Ele era o João, que tínhamos conhecido após o 25 de Abril e que, não obstante as diferenças de idade e do respeito e admiração que a sua biografia impunham (nomeadamente os anos passados na prisão e na clandestinidade), nos contagiava com o entusiasmo juvenil com que abraçava os ideais e as causas por que lutava. Entre muitas a que se dedicou, destacam-se a que evitou o fim do Diário do Alentejo ou, mais recentemente, a construção do monumento à Mulher Alentejana, concebido por Rogério Ribeiro e que se encontra no Parque da Cidade, em Beja.

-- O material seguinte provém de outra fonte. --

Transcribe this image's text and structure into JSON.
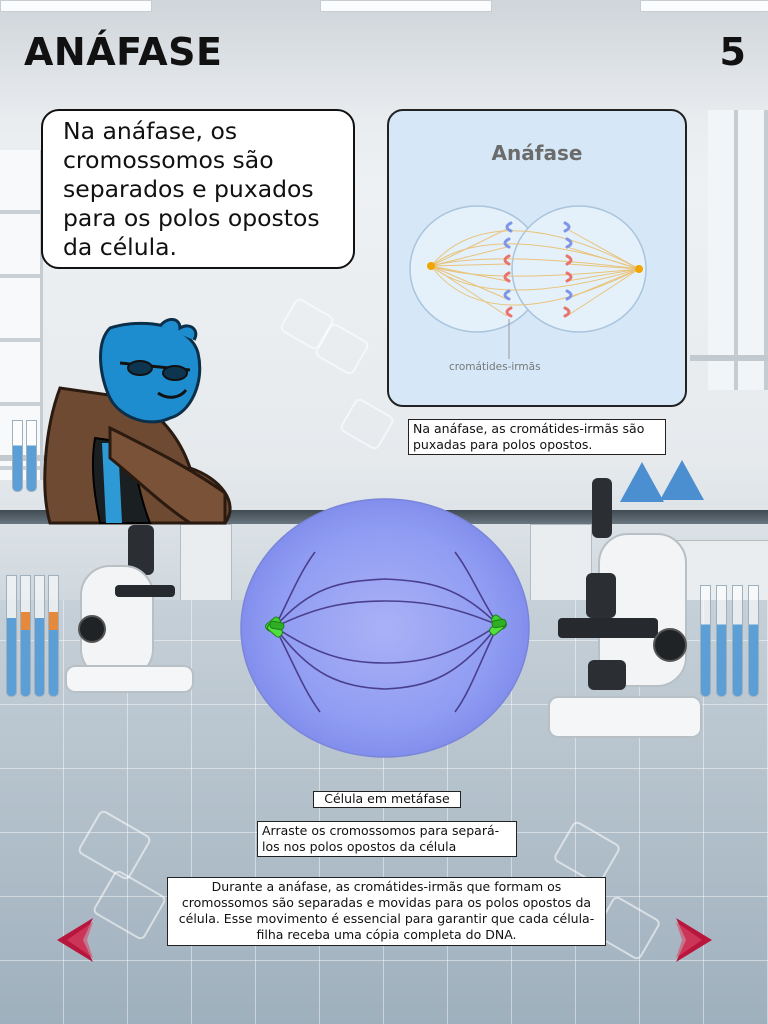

Não foi por acaso que, no momento da sua morte, o jornal Público o designou como “… o mais carismático dos comunistas alentejanos”, tal como uns anos antes, Miguel Urbano Rodrigues, no prefácio ao seu livro “Textos Alentejanos” escrevera: “Duas palavras sobem-me logo na memória quando penso em João Honrado: revolucionário e alentejano. Não se pode compreender o homem, a sua vida e o seu combate sem tomar consciência de que nesse filho de Ferreira o alentejano e o revolucionário se fundem tempestuosamente, mas com harmonia”.

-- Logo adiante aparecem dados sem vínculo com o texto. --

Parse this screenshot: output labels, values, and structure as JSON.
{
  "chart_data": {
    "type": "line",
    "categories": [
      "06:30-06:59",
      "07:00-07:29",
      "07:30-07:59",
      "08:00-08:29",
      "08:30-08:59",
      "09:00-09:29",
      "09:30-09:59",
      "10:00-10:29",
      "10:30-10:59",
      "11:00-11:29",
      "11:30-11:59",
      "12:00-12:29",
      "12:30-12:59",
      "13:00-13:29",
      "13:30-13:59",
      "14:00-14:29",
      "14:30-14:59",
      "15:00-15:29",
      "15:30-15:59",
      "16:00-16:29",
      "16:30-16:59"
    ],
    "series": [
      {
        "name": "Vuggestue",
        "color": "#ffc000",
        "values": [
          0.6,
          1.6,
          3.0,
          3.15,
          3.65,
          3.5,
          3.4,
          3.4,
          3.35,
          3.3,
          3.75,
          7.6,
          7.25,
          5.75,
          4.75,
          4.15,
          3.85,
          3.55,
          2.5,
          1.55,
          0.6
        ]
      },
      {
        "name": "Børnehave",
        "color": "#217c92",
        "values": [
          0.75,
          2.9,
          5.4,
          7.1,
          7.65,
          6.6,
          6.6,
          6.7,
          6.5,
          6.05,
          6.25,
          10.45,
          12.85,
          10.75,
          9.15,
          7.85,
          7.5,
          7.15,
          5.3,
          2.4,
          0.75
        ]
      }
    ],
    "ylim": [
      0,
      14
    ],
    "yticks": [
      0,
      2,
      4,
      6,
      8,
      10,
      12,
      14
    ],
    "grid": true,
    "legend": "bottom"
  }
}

Em jeito de homenagem, deixamos aqui um excerto das palavras, escritas em março de 1963, aquando do seu julgamento político (reproduzidas em 1988 num artigo de Paulo Barriga, na revista Imenso Sul , que o blogue A Cinco Tons recordou poucos dias após a sua morte): “A cultura é contra os interesses do regime na medida em que esclarece as vastas camadas do nosso povo(…) O ódio do governo à cultura é o ódio do mentor do nazi-fascismo, Goebbels, quando afirmava: “Quando ouço falar em cultura, rapo da pistola”
Em memória do João, um Homem de Cultura.
Um abraço solidário e amigo à Alice, sua companheira.